Open Datasets Yes As a key output of Forecast Bench, we generate four datasets that grow over time. Our datasets, distributed under the CC BY-SA 4.0 license, are available on www.forecastbench.org/datasets.html. Historical updates to the resolution datasets and leaderboards are available on github.com/forecastingresearch/forecastbench-datasets. Bi-weekly question sets are also released via this repository. The repository is mirrored to Hugging Face and available at huggingface.co/datasets/forecastingresearch/forecastbench-datasets.
Dataset Splits Yes LLM question set We release a set of 1,000 forecast questions for LLMs every other Sunday at midnight UTC. We sample an equal number of questions from each source to ensure representativeness. Within each source, we then uniformly sample questions across all question categories, aiming for an equal distribution from each category within each source. This ensures that models cannot be overfit to a specific type of question or topic. Human question set The human question set is comprised of 200 forecast questions sampled directly from the LLM question set.
Hardware Specification No The paper states that the automated system runs on Google Cloud Platform but does not specify any particular hardware components like GPUs, CPUs, or specific cloud instance types.

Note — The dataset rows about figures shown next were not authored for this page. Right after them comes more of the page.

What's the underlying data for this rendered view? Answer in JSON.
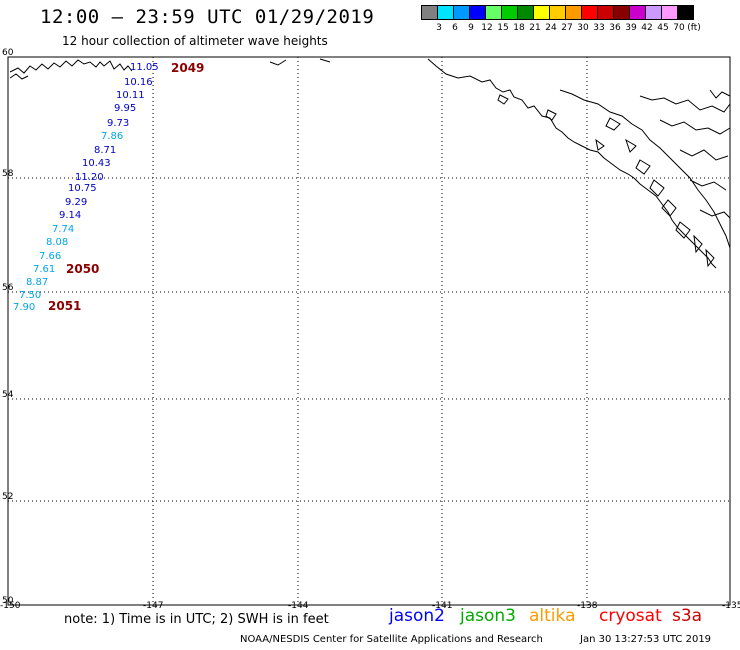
{
  "header": {
    "title": "12:00 – 23:59 UTC 01/29/2019",
    "subtitle": "12 hour collection of altimeter wave heights"
  },
  "legend": {
    "unit": "(ft)",
    "labels": [
      "3",
      "6",
      "9",
      "12",
      "15",
      "18",
      "21",
      "24",
      "27",
      "30",
      "33",
      "36",
      "39",
      "42",
      "45",
      "70"
    ],
    "colors": [
      "#808080",
      "#00e5ff",
      "#0099ff",
      "#0000ff",
      "#66ff66",
      "#00cc00",
      "#008800",
      "#ffff00",
      "#ffcc00",
      "#ff9900",
      "#ff0000",
      "#cc0000",
      "#880000",
      "#cc00cc",
      "#cc99ff",
      "#ff99ff",
      "#000000"
    ]
  },
  "axes": {
    "lat_labels": [
      "60",
      "58",
      "56",
      "54",
      "52",
      "50"
    ],
    "lon_labels": [
      "-150",
      "-147",
      "-144",
      "-141",
      "-138",
      "-135"
    ]
  },
  "observations": {
    "values": [
      "11.05",
      "10.16",
      "10.11",
      "9.95",
      "9.73",
      "7.86",
      "8.71",
      "10.43",
      "11.20",
      "10.75",
      "9.29",
      "9.14",
      "7.74",
      "8.08",
      "7.66",
      "7.61",
      "8.87",
      "7.50",
      "7.90"
    ],
    "colors": [
      "#0000cc",
      "#0000cc",
      "#0000cc",
      "#0000cc",
      "#0000cc",
      "#00a6e6",
      "#0000cc",
      "#0000cc",
      "#0000cc",
      "#0000cc",
      "#0000cc",
      "#0000cc",
      "#00a6e6",
      "#00a6e6",
      "#00a6e6",
      "#00a6e6",
      "#00a6e6",
      "#00a6e6",
      "#00a6e6"
    ]
  },
  "passes": [
    "2049",
    "2050",
    "2051"
  ],
  "footer": {
    "note": "note:  1) Time is in UTC;  2) SWH is in feet",
    "satellites": [
      {
        "name": "jason2",
        "color": "#0000ff"
      },
      {
        "name": "jason3",
        "color": "#00aa00"
      },
      {
        "name": "altika",
        "color": "#ff9900"
      },
      {
        "name": "cryosat",
        "color": "#ff0000"
      },
      {
        "name": "s3a",
        "color": "#cc0000"
      }
    ],
    "credit": "NOAA/NESDIS Center for Satellite Applications and Research",
    "timestamp": "Jan 30 13:27:53 UTC 2019"
  }
}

Software Dependencies Yes We evaluate 17 LLMs on our initial benchmark: GPT-3.5-Turbo-Instruct (Brown et al., 2020), GPT-4 (Open AI, 2023), GPT-4o, Llama-2-70B (Touvron et al., 2023), Llama-3-7B, Llama-3-70B, Mistral-7B (Jiang et al., 2023), Mixtral-8x7B (Jiang et al., 2024a), Mixtral-8x22B, Mistral-Large, Qwen1.5-110B-Chat (Bai et al., 2023), Claude-2.1 (Anthropic, 2023), Claude-3-Haiku, Claude-3.5-Sonnet, Claude-3-Opus (Anthropic, 2024), Gemini 1.5 Flash, and Gemini 1.5 Pro (Gemini Team, 2023). SEARCH_QUERY_MODEL_NAME: The name of the model used to generate search queries. We use gpt-4-1106-preview. SUMMARIZATION_MODEL_NAME: The name of the model used for summarizing articles. We use gpt-3.5-turbo-1106. RANKING_MODEL_NAME: The name of the model used for ranking articles. We use gpt-3.5-turbo-1106.

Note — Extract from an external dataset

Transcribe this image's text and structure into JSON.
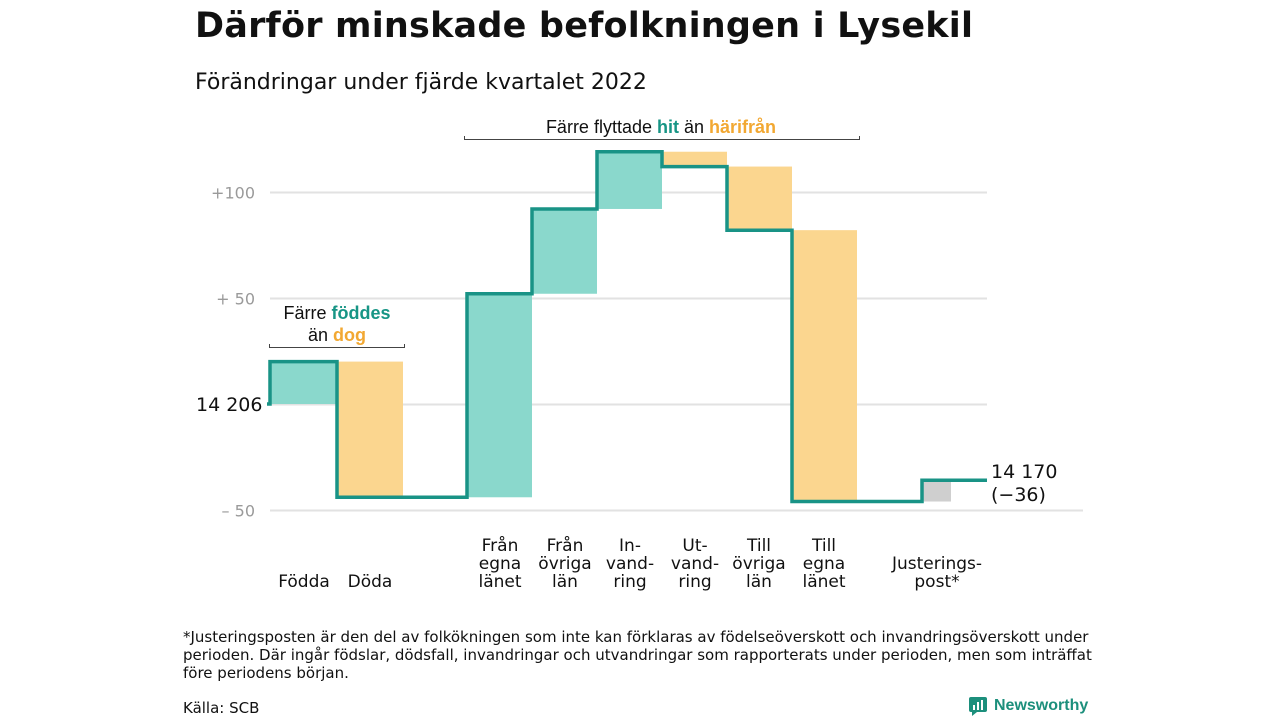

Experiment Setup Yes LLM Parameters. We set the temperature to 0 and the max output token length to 2000. For the zero-shot setting, we set the maximum output token length to 50 since we only request probabilistic forecasts. For the scratchpad prompt, we increase the maximum output token length to 1300 as it requires reasoning and probabilistic forecasts. We initially considered a high token length of 3000, but after observing that the maximum response length was around 1250, we settled on 1300 as the optimal maximum token length. In both cases, the model temperature is set to 0 to ensure stable outputs. Information Retrieval Hyperparameters The hyperparameters were selected following the results in Section E.1 of Halawi et al. (2024), in which they used a greedy search approach to identify the optimal hyperparameters. We display the hyperparameters below: NUM_SEARCH_QUERY_KEYWORDS: The number of keywords used in the search query. For our system, this is set to 6. MAX_WORDS_NEWSCATCHER: The maximum number of words allowed in search queries for the News Catcher API. This is set to 5.